Signatories include the SA Medical Research Council/Wits Centre for Health Economics and Decision Science (Priceless SA), the Rural Health Advocacy Project, the Progressive Health Forum and many of SA’s leading public health researchers.
Cabinet rejected the budget proposed by Godongwana last month over his plans to raise an additional R60bn in revenue by hiking VAT from 15% to 17%. He is expected to table a revised budget in parliament on March 12.
To the consternation of public health advocates, the minister’s draft budget scrapped a planned increase to the health promotion levy on April 1, saying this was to “allow the sugar industry more time to restructure in response to regional competition”.
This is not the first reprieve offered to the industry: an increase in the sugar tax announced in the 2022 budget was deferred to April 2023 and then postponed in the 2023 budget for another two years, until April 2025.
The health promotion levy was introduced by the government in 2018 to curb consumption of sugary drinks and help counter SA’s growing prevalence of obesity and related diseases. The levy stands at 2.1c for each gram of sugar above a 4g threshold per 100ml, and is limited to sugar-sweetened beverages.
The sugar industry has been staunchly opposed to the levy from the outset and maintains that reduced consumption of sugary drinks has led to job losses. SA Canegrowers previously said more than 9,700 jobs were shed on sugar farms after the levy was introduced.
Public health advocates have said there was no evidence of job losses in the sugar industry.
The petition said increasing the health promotion levy and expanding its ambit to fruit juices would decrease obesity and type 2 diabetes, and help raise much-needed revenue.
The levy is set at an effective tax rate of 8% of the retail price and should be raised to the World Health Organisation’s minimum threshold of 20%, said the petition.
“Unlike the proposed VAT increase, a health promotion levy increase would benefit the poorest the most. There is a win-win in increasing the health promotion levy. Contrary to the industry claims, empirical evidence has shown no association between the health promotion levy and employment,” it said.

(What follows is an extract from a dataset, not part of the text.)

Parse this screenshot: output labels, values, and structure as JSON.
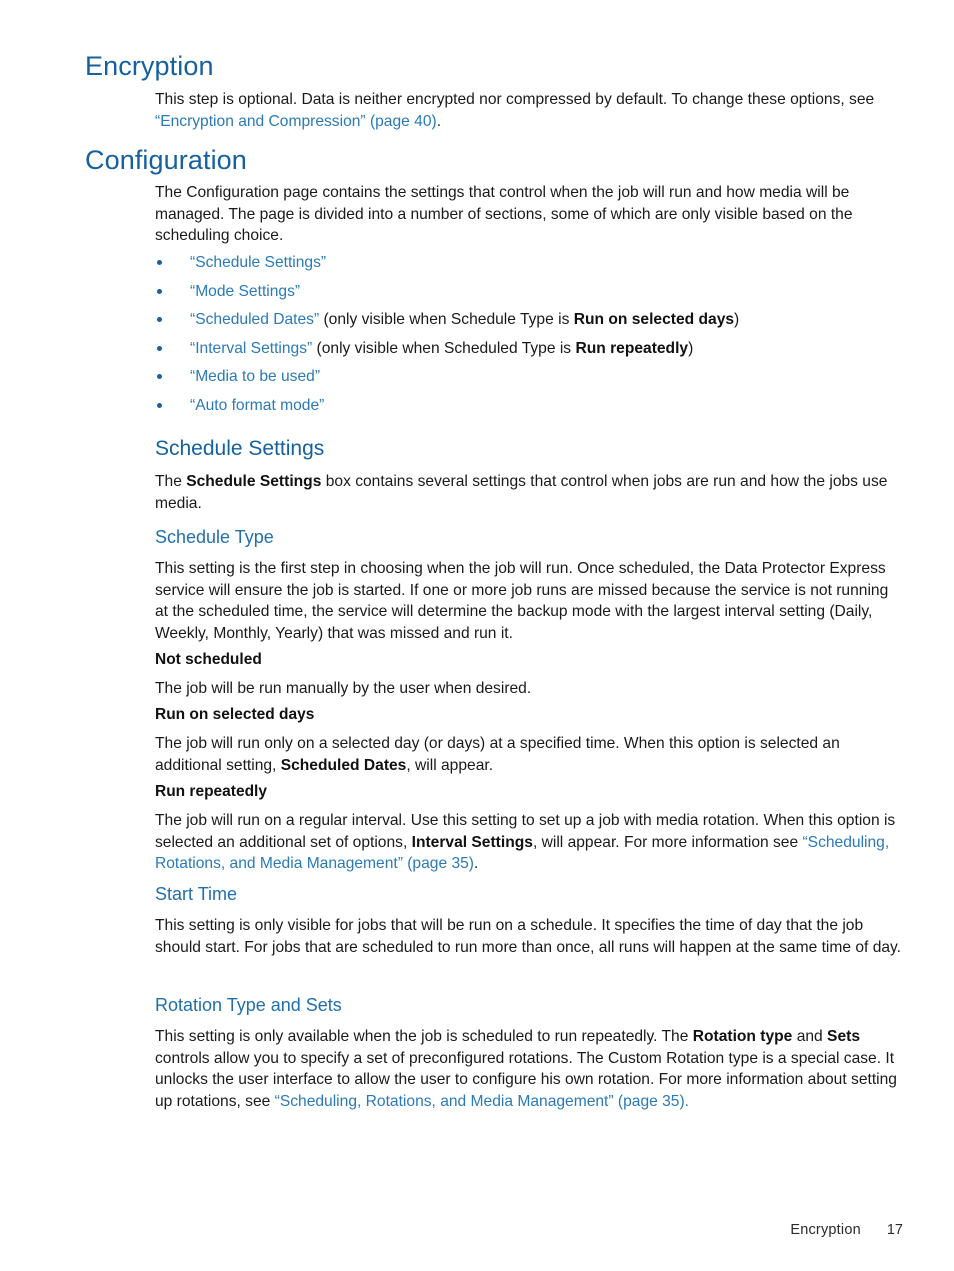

A Priceless SA study that analysed Stats SA’s quarterly labour force survey found no association between job losses and the introduction of the health promotion levy.
SA Sugar Association executive director Sifiso Mhlaba said calls to increase the sugar tax were “preposterous”.
Obesity rates had continued to rise despite the implementation of the sugar tax, which had caused “a multibillion-rand revenue loss, substantial job loss in both the sugar cane growing and milling sectors, and the permanent closure of two mills in KwaZulu-Natal”, he said.
“What is urgently needed now is the saving of 1-million rural livelihoods dependent on the industry through extending the current sugar tax moratorium to 2030 to allow the sector sufficient time to pursue identified product diversification opportunities such as bioethanol for fuel blending, sustainable aviation fuel, polylactic acid and cogeneration,” he said.